Per concludere questo aspetto, se consideriamo che la paura è un fenomeno sociale e soprattutto individuale, e che la paura emerge quando l'evento contraddice la concezione del mondo del nostro personaggio, allora diremo che:

"L'evento che crea terrore è un evento che o non contraddice le leggi del nostro mondo, condivise dal personaggio, oppure, anche se le contraddice, rientra nelle leggi di un mondo altro comunque condiviso dal personaggio. Il personaggio prova terrore, ma reagisce nel momento in cui incasella l'evento in uno schema che accresce il suo campo simbolico, viene acquisito e superato: l'incontro con l'altro diventa esperienza. L'evento che crea orrore è un evento che contraddice le leggi del nostro mondo ma che o non viene spiegato neppure con il ricorso alle tradizioni cognizioni sul soprannaturale, o comunque non trova spazio nel nostro spazio simbolico del personaggio.

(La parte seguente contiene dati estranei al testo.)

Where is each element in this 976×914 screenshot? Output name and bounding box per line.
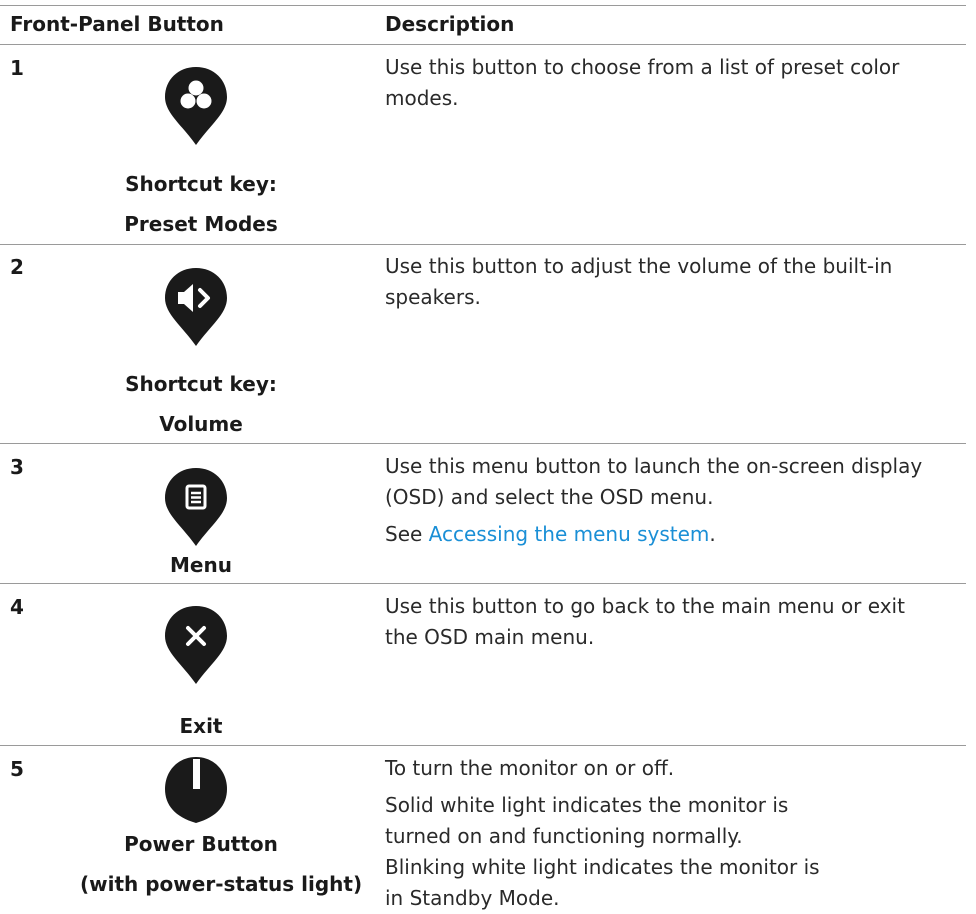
row-number: 2 xyxy=(10,255,24,279)
table-top-rule xyxy=(0,5,966,6)
accessing-menu-system-link[interactable]: Accessing the menu system xyxy=(429,522,710,546)
row-description: Use this menu button to launch the on-sc… xyxy=(385,454,923,509)
button-label: Shortcut key: xyxy=(125,172,277,196)
button-label: Shortcut key: xyxy=(125,372,277,396)
column-header-description: Description xyxy=(385,12,515,36)
row-description: Solid white light indicates the monitor … xyxy=(385,793,820,910)
row-description: To turn the monitor on or off. xyxy=(385,756,675,780)
front-panel-button-table: Front-Panel Button Description 1 Shortcu… xyxy=(0,0,976,910)
row-divider xyxy=(0,244,966,245)
row-number: 3 xyxy=(10,455,24,479)
button-label: Volume xyxy=(159,412,243,436)
volume-icon xyxy=(162,266,230,348)
row-divider xyxy=(0,583,966,584)
row-number: 1 xyxy=(10,56,24,80)
exit-icon xyxy=(162,604,230,686)
see-prefix: See xyxy=(385,522,429,546)
row-number: 4 xyxy=(10,595,24,619)
row-number: 5 xyxy=(10,757,24,781)
button-label: Exit xyxy=(179,714,223,738)
button-label: Preset Modes xyxy=(124,212,278,236)
menu-icon xyxy=(162,466,230,548)
table-header-rule xyxy=(0,44,966,45)
button-label: Menu xyxy=(170,553,232,577)
row-divider xyxy=(0,443,966,444)
button-label: Power Button xyxy=(124,832,278,856)
see-suffix: . xyxy=(709,522,716,546)
button-label: (with power-status light) xyxy=(80,872,363,896)
row-description: Use this button to choose from a list of… xyxy=(385,55,900,110)
row-divider xyxy=(0,745,966,746)
see-reference: See Accessing the menu system. xyxy=(385,519,937,550)
column-header-button: Front-Panel Button xyxy=(10,12,224,36)
row-description: Use this button to adjust the volume of … xyxy=(385,254,893,309)
power-icon xyxy=(162,755,230,825)
row-description: Use this button to go back to the main m… xyxy=(385,594,905,649)
preset-modes-icon xyxy=(162,65,230,147)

Da qui l'annichilimento e la sconfitta: l'incontro con l'altro è shock." (Giulio dello Buono, Una nota su terrore e orrore)

A questo punto, il precedente riferimento a King diventa lampante: Lumley prova dapprima terrore perché la scomparsa della moglie e della figlia sono comunque razionali e possibili. C'è un bosco e una tormenta di neve, loro sono rimaste sole e si sono perse. È razionale che si siano perse ed è razionale che loro ancora non le trovino: questo alimenta la speranza e viene spiegato dal personaggio secondo una concezione del mondo che è anche la nostra, vale a dire che è facile perdersi in quel modo. Lumley non crede alla storia dei vampiri, ma quando vede che la sua piccola è divenuta un mostro non ha più risposte razionali da darsi: il tutto esce dalla sua concezione del mondo e dalle sue cognizioni sul soprannaturale. Lumley è sconfitto, choccato, non ha reazione e si lascia sopraffare dall'avanzare ipnotizzante della bambina.

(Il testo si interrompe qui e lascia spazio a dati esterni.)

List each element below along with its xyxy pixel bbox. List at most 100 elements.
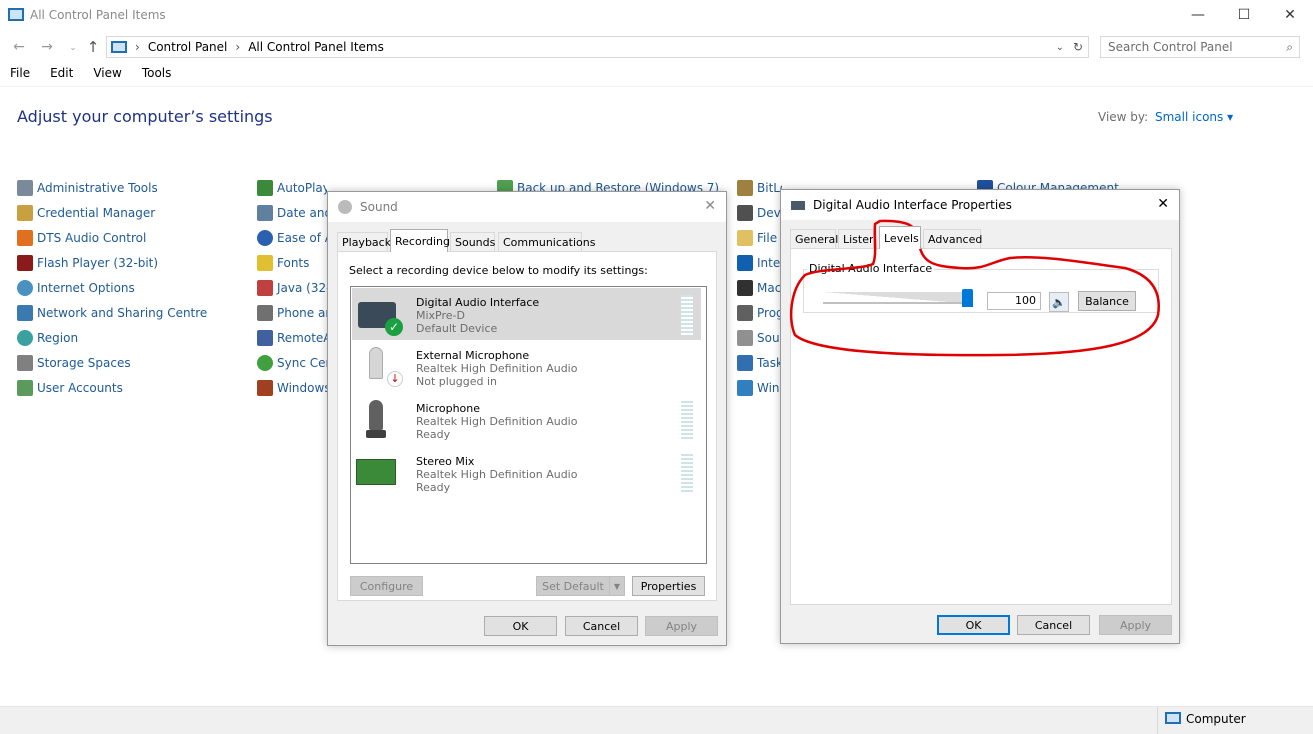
forward-arrow-icon[interactable]: →	[38, 39, 56, 55]
levels-panel: Digital Audio Interface 100 🔈 Balance	[790, 248, 1172, 605]
remoteapp-icon	[257, 329, 273, 346]
tab-sounds[interactable]: Sounds	[450, 232, 495, 252]
cp-item[interactable]: Region	[17, 325, 207, 350]
cp-item[interactable]: Phone and Modem	[257, 300, 327, 325]
cp-item[interactable]: Date and Time	[257, 200, 327, 225]
tab-playback[interactable]: Playback	[337, 232, 391, 252]
cp-item[interactable]: User Accounts	[17, 375, 207, 400]
taskbar-icon	[737, 354, 753, 371]
volume-slider-thumb[interactable]	[962, 289, 973, 307]
ok-button[interactable]: OK	[484, 616, 557, 636]
tab-communications[interactable]: Communications	[498, 232, 595, 252]
cp-item[interactable]: Device Manager	[737, 200, 782, 225]
cp-item[interactable]: Programs	[737, 300, 782, 325]
cp-item[interactable]: AutoPlay	[257, 175, 327, 200]
cp-item[interactable]: Intel	[737, 250, 782, 275]
fonts-icon	[257, 254, 273, 271]
device-text: Stereo Mix Realtek High Definition Audio…	[416, 455, 577, 494]
recent-chevron-icon[interactable]: ⌄	[64, 39, 82, 55]
device-driver: Realtek High Definition Audio	[416, 415, 578, 428]
menu-view[interactable]: View	[83, 66, 131, 86]
menu-divider	[0, 86, 1313, 87]
device-item-digital-audio[interactable]: ✓ Digital Audio Interface MixPre-D Defau…	[352, 288, 701, 340]
intel-icon	[737, 254, 753, 271]
menu-edit[interactable]: Edit	[40, 66, 83, 86]
volume-slider-track[interactable]	[823, 286, 973, 310]
search-input[interactable]: Search Control Panel ⌕	[1100, 36, 1300, 58]
cp-item[interactable]: Administrative Tools	[17, 175, 207, 200]
cp-item[interactable]: DTS Audio Control	[17, 225, 207, 250]
computer-icon	[1165, 712, 1181, 724]
sound-close-icon[interactable]: ✕	[704, 198, 716, 214]
cp-item[interactable]: Flash Player (32-bit)	[17, 250, 207, 275]
back-arrow-icon[interactable]: ←	[10, 39, 28, 55]
tab-advanced[interactable]: Advanced	[923, 229, 982, 249]
cp-item[interactable]: Credential Manager	[17, 200, 207, 225]
region-icon	[17, 329, 33, 346]
apply-button[interactable]: Apply	[645, 616, 718, 636]
cp-item[interactable]: Java (32-bit)	[257, 275, 327, 300]
apply-button[interactable]: Apply	[1099, 615, 1172, 635]
cp-item[interactable]: Internet Options	[17, 275, 207, 300]
cp-item[interactable]: File History	[737, 225, 782, 250]
balance-button[interactable]: Balance	[1078, 291, 1136, 311]
cancel-button[interactable]: Cancel	[1017, 615, 1090, 635]
refresh-icon[interactable]: ↻	[1073, 40, 1083, 54]
menu-tools[interactable]: Tools	[132, 66, 182, 86]
window-title: All Control Panel Items	[30, 8, 166, 22]
status-computer-label: Computer	[1186, 712, 1246, 726]
search-icon: ⌕	[1286, 39, 1293, 54]
windows-icon	[257, 379, 273, 396]
ok-button[interactable]: OK	[937, 615, 1010, 635]
cp-item[interactable]: Sync Centre	[257, 350, 327, 375]
control-panel-icon	[8, 8, 24, 21]
tab-general[interactable]: General	[790, 229, 838, 249]
maximize-button[interactable]: ☐	[1221, 0, 1267, 30]
tab-listen[interactable]: Listen	[838, 229, 874, 249]
up-arrow-icon[interactable]: ↑	[84, 38, 102, 56]
properties-button[interactable]: Properties	[632, 576, 705, 596]
level-meter	[681, 295, 693, 335]
recording-panel: Select a recording device below to modif…	[337, 251, 717, 601]
cp-item[interactable]: Taskbar	[737, 350, 782, 375]
close-window-button[interactable]: ✕	[1267, 0, 1313, 30]
cancel-button[interactable]: Cancel	[565, 616, 638, 636]
device-list[interactable]: ✓ Digital Audio Interface MixPre-D Defau…	[350, 286, 707, 564]
level-value-field[interactable]: 100	[987, 292, 1041, 310]
set-default-dropdown-icon[interactable]: ▼	[609, 576, 625, 596]
cp-item[interactable]: Fonts	[257, 250, 327, 275]
breadcrumb-all-items[interactable]: All Control Panel Items	[248, 40, 384, 54]
menu-file[interactable]: File	[0, 66, 40, 86]
speaker-icon	[338, 200, 352, 214]
cp-item[interactable]: Ease of Access Centre	[257, 225, 327, 250]
cp-item[interactable]: BitLocker Drive Encryption	[737, 175, 782, 200]
device-item-stereo-mix[interactable]: Stereo Mix Realtek High Definition Audio…	[352, 447, 701, 499]
tab-levels[interactable]: Levels	[879, 226, 921, 249]
audio-interface-icon	[791, 200, 805, 210]
minimize-button[interactable]: —	[1175, 0, 1221, 30]
device-item-external-mic[interactable]: ↓ External Microphone Realtek High Defin…	[352, 341, 701, 393]
view-by-dropdown[interactable]: Small icons ▾	[1155, 110, 1233, 124]
configure-button[interactable]: Configure	[350, 576, 423, 596]
device-item-microphone[interactable]: Microphone Realtek High Definition Audio…	[352, 394, 701, 446]
cp-item[interactable]: Storage Spaces	[17, 350, 207, 375]
speaker-mute-icon[interactable]: 🔈	[1049, 292, 1069, 312]
cp-item[interactable]: Network and Sharing Centre	[17, 300, 207, 325]
menu-bar: File Edit View Tools	[0, 66, 181, 86]
cp-item[interactable]: RemoteApp	[257, 325, 327, 350]
cp-item[interactable]: Sound	[737, 325, 782, 350]
speaker-icon	[737, 329, 753, 346]
tab-recording[interactable]: Recording	[390, 229, 450, 252]
breadcrumb-control-panel[interactable]: Control Panel	[148, 40, 228, 54]
dts-icon	[17, 229, 33, 246]
device-status: Ready	[416, 428, 451, 441]
cp-item[interactable]: Mac	[737, 275, 782, 300]
properties-close-icon[interactable]: ✕	[1157, 196, 1169, 212]
address-bar[interactable]: › Control Panel › All Control Panel Item…	[106, 36, 1089, 58]
cp-item[interactable]: Windows	[737, 375, 782, 400]
cp-item[interactable]: Windows	[257, 375, 327, 400]
file-history-icon	[737, 229, 753, 246]
flash-icon	[17, 254, 33, 271]
address-dropdown-icon[interactable]: ⌄	[1056, 42, 1064, 53]
set-default-button[interactable]: Set Default	[536, 576, 610, 596]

Il passaggio dal perturbante alla reazione è stato lungo, a me ha chiarito diversi dubbi.

  1. Il soggetto ha incontrato l'evento pauroso, e ha reagito (terrore; paura primaria) risolvendolo.
  2. Il soggetto ha incontrato l'evento pauroso, e ha reagito (orrore; paura secondaria) tentando di risolverlo ma perdendo la sua battaglia e rimanendo in uno stato inerme, di sconfitta.

Di seguito vorrei riportare molteplici esempi che mi vengono in mente e che ho letto e trovato nelle mie ricerche, ma questo saggio diverrebbe più lungo dell'Autosole, perciò ne parlerò prossimamente e mi fermo qui con queste domande:

Cosa succede quando due persone di diversa cultura si trovano di fronte allo stesso fenomeno pauroso?

E: quali sono le risposte che l'essere umano dà alla paura?

Si deve parlare di spirito di conservazione e/o di istinto?

È possibile eliminare la paura?

Fonti e letture consigliate:

  1. R. Runcini, La paura e l'immaginario sociale nella letteratura. Vol. I°, Il Gothic Romance, Liguori, Napoli 1995.
  2. Giulio Dello Buono, Una nota su terrore e orrore come tecniche narrative e fatti sociali, Dismisura – versione aperiodica on line, Fantasmatico, anno XXVIII, n°120.
  3. M. Baranello, I concetti di sofferenza primaria e sofferenza secondaria in psicologia emotocognitiva, SRM Psicologia Rivista (www.psyreview.org), Roma, 26 giugno 2006.
  4. Il Grande Dizionario Garzanti della lingua italiana, ed. Garzanti, Milano 1991.
  5. IL - vocabolario della lingua latina, Luigi Castiglioni - Scevola Mariotti, ed. Loescher, Milano 2001.
  6. N. Zingarelli, Lo Zingarelli 2007: vocabolario della lingua italiana, ed. Zanichelli, Bologna 2006.
  7. Oxford English Dictionary, Oxford University Press, Oxford New York, 2001.
  8. Vocabolario dei sinonimi e dei contrari della lingua italiana, ed. Polaris, Bergamo 1993.
  9. O. Pianigiani, Vocabolario etimologico della lingua italiana, ed. I Dioscuri, Genova 1988.
  10. Thomas Mann, La montagna incantata, capitolo Neve, volume secondo. Nell'edizione Corbaccio, Milano 1992, pp. 461-491, si legge un'altra traduzione che tuttavia non cambia di molto il senso. In ogni caso, Castorp è impossibilitato a reagire.
  11. S. King, "Il bicchiere della staffa"; in "A volte ritornano";, ed. Tascabili Bompiani, Bergamo 2001, pp. 363-364.
  12. E. A. Poe, Tutti i racconti del mistero, dell'incubo e del terrore, ed. Newton & Compton, Roma 2004, pp. 399-412.